The Hidden Child
- Author: Camilla Läckberg
- Translator: Tiina Nunnally
- Language: English
- Subject: Popular Fiction/Contemporary Thrillers
- Genre: Crime
- Publisher: Harper
- Publication date: 2007
- Published in English: 2011
- Pages: 400 pages
- ISBN: 0-00-741949-X
- Preceded by: Flavours from Fjällbacka
- Followed by: Super Charlie

= The Hidden Child =

2007 novel by Camilla Läckberg

The Hidden Child (Swedish: Tyskungen) is a novel written by Swedish writer Camilla Läckberg.

Crime writer Erika Falck, wife of Detective Patrik Hedström, is shocked to discover a Nazi medal wrapped inside a child's dress stained with blood, and a wartime diary among her late mother's possessions dating from the World War II era. Haunted by childhood memories of a cold, detached mother, she decides to investigate, unwittingly endangering her husband and newborn baby.

==Plot==
This is regarded as one of the more plot-driven novels in the series, with more emphasis on the story. Erika wants to write a 'great book' so Patrik goes on paternity leave to look after their baby while Erika writes her book. However, she becomes distracted by the discovery of her late mother's wartime diaries and a Nazi medal and consults with a local World War II historian. However, shortly after her visit, he is brutally murdered and it becomes clear that the past is still very much a part of some people's lives. The plot focuses on the discovery of a child's blood-spattered dress plus other memorabilia. Who would murder so cold-bloodedly to bury secrets so ancient?

It soon becomes an interwoven plot of neo-Nazi Swedish politics, old friends with old secrets, ex-wives coming back into play, and a poor Patrik who is trying desperately to balance his role as a new father and his desire to help his fellow detectives.

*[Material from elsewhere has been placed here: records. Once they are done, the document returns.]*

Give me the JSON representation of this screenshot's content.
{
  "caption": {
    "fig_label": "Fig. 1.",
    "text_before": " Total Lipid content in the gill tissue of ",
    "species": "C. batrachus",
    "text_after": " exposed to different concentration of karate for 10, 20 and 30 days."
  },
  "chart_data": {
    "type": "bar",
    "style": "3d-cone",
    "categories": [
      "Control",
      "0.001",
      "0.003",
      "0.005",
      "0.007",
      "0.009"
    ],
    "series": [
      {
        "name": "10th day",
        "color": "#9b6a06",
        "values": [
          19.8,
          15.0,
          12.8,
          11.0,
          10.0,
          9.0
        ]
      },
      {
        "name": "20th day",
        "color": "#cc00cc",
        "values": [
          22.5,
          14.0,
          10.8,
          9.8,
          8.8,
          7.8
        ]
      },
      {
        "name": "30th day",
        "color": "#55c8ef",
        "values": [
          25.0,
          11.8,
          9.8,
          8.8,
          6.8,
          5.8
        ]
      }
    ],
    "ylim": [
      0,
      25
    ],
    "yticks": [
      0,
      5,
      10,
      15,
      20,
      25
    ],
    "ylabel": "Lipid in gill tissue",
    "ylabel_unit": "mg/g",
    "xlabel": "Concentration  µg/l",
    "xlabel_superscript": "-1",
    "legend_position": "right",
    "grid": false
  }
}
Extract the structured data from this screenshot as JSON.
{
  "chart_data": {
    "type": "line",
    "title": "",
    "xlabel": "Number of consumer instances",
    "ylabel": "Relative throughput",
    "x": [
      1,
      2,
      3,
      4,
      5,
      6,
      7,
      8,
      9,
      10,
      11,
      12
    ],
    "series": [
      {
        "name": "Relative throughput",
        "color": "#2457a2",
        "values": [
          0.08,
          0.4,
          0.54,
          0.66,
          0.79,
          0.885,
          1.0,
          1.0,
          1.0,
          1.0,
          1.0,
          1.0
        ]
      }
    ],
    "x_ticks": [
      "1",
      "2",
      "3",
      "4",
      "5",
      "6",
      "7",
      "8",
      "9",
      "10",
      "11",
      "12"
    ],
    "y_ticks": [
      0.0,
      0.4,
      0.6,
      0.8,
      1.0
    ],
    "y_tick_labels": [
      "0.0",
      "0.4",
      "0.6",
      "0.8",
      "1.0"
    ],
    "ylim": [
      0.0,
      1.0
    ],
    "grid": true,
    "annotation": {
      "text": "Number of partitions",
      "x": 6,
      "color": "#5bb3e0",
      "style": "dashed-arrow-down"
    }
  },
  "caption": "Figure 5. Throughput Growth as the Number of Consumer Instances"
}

By way of a side-theme, the local police station's chief, Mellberg is talked into reluctantly adopting a stray dog, finding that this leads to a meeting with another dog-owner (and salsa teacher) who happens to be the mother of his new detective, Paula Morales, both of whom are immigrants to Sweden from Chile. This provides a counterpoint to the increasingly sordid facts being unearthed in the search for the murderer.

==Film==
A Swedish-language film version of The Hidden Child was released in 2013 by Tre Vänner AB.